Un gregge di pecore veniva aggredito da numerosi cani nel corso di una battuta di caccia al cinghiale a squadre, con la morte e l’abbattimento di numerosi capi e ingenti danni. Il proprietario del gregge conveniva in giudizio i componenti di due squadre di caccia e le rispettive compagnie assicurative, chiedendo il risarcimento. Il Tribunale rigettava la domanda; la Corte d’appello di Firenze confermava, escludendo la responsabilità ex art. 2052 c.c. per difetto di prova della relazione di custodia dei cani con i convenuti e della loro appartenenza alle squadre. Il proprietario ricorreva per cassazione con due motivi.

La motivazione

Il ricorso e inammissibile. La sentenza impugnata poggia su una pluralita di rationes decidendi autonome (non provata l’appartenenza dei cani alle squadre, ne la relazione di custodia). Il primo motivo – secondo cui la partecipazione alla battuta di caccia in squadra renderebbe tutti i componenti “utilizzatori” solidalmente responsabili ex artt. 2052 e 2055 c.c. – non e comunque fondato: la responsabilità ex art. 2052 c.c. presuppone un effettivo potere di governo e controllo sull’animale, e la mera appartenenza alla squadra non integra un uso congiunto degli animali in capo a tutti i partecipanti, non essendo la squadra assimilabile alla “muta” come entità unitaria in difetto di un potere di direzione e controllo comune. Il secondo motivo, sul vizio di motivazione e omesso esame, e inammissibile perché non si conforma al paradigma dell’art. 360, n. 5, c.p.c. e sollecita una rivalutazione del merito.

Esito: la Corte dichiara inammissibile il ricorso e condanna il ricorrente alle spese in favore di ciascun controricorrente; da atto dei presupposti per il raddoppio del contributo unificato.

Implicazioni pratiche

La decisione delimita la responsabilità per danni da animali nella caccia in squadra.
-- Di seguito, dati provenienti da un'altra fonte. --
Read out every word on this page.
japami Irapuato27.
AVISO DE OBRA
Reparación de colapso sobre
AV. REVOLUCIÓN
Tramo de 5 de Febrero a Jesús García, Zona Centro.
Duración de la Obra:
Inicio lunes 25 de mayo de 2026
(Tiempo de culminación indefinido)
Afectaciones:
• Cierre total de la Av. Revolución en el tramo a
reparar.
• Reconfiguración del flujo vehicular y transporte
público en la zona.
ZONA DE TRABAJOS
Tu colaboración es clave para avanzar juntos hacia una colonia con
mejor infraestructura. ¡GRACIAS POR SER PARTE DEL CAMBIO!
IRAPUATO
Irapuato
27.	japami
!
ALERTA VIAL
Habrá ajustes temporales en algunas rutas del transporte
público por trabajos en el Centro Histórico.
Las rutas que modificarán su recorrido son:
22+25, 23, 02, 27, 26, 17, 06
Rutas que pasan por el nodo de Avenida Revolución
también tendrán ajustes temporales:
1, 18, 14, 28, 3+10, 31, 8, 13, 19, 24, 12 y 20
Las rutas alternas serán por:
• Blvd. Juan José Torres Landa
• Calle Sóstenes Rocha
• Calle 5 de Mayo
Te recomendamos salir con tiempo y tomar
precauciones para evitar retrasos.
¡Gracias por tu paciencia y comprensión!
Non basta la partecipazione alla battuta per rendere tutti i cacciatori responsabili in solido dei danni causati dai cani: occorre la qualità di proprietario o “utilizzatore” del singolo animale, che presuppone un effettivo potere di governo e controllo, non un generico uso comune. Quando il danno e riconducibile ad animali determinati, risponde solo chi ne ha la relazione qualificata; solo se il pregiudizio e ascrivibile al gruppo come entità indistinta scattano la presunzione e la solidarietà, con onere per il danneggiato di provare la riferibilita del fatto alla muta nel suo complesso. Sul piano probatorio, chi agisce deve dimostrare il nesso tra i singoli animali e i convenuti.